Zoroastrians - History and Cultural Relations



It is believed that the roots of the Zoroastrians are embedded in a tribal/pastoral ancestry. They resided in an area between the mountain ranges of the Hindu Kush and Seistan, a territory now divided between Iran and Afghanistan. Zoroaster, their prophet, is assumed to have been born between 2,600 and 3,500 years ago. His philosophy, which also set the foundations for Judaism, Christianity, and Islam, originated in the northeast of Iran and spread throughout the south and west during the Achaemenid dynasty (sixth to fourth centuries B.C. ). After Alexander's conquest, Greek and Semitic elements penetrated the religion during the rule of the Graeco-Persian satraps (250 B.C. to A.D. 226).

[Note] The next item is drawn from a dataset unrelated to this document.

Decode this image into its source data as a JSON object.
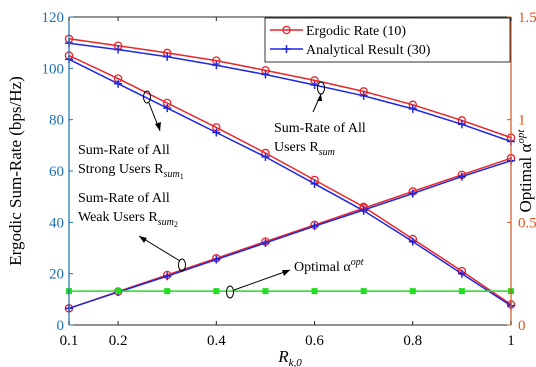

The Sāsānid dynasty ( A.D. 224 to A.D. 651) adopted Zoroastrianism as the official religion. In the seventh century, after the Arab invasion, Islam replaced Zoroastrianism as the state religion, and the Zoroastrians were subjected to persecution and forced conversion. There ensued a migration of Zoroastrians to India, where today they are known as "Parsis." Many also moved to China, but that community was suppressed during the eleventh century. The Zoroastrians remaining in Iran were able to survive in conditions of extreme poverty and discrimination. By the thirteenth century, their numbers were extremely low, and thereafter they disappear from the historical record. It was during the seventeenth century, when Europeans began to travel in Iran, that other countries learned about their continued existence in Iran.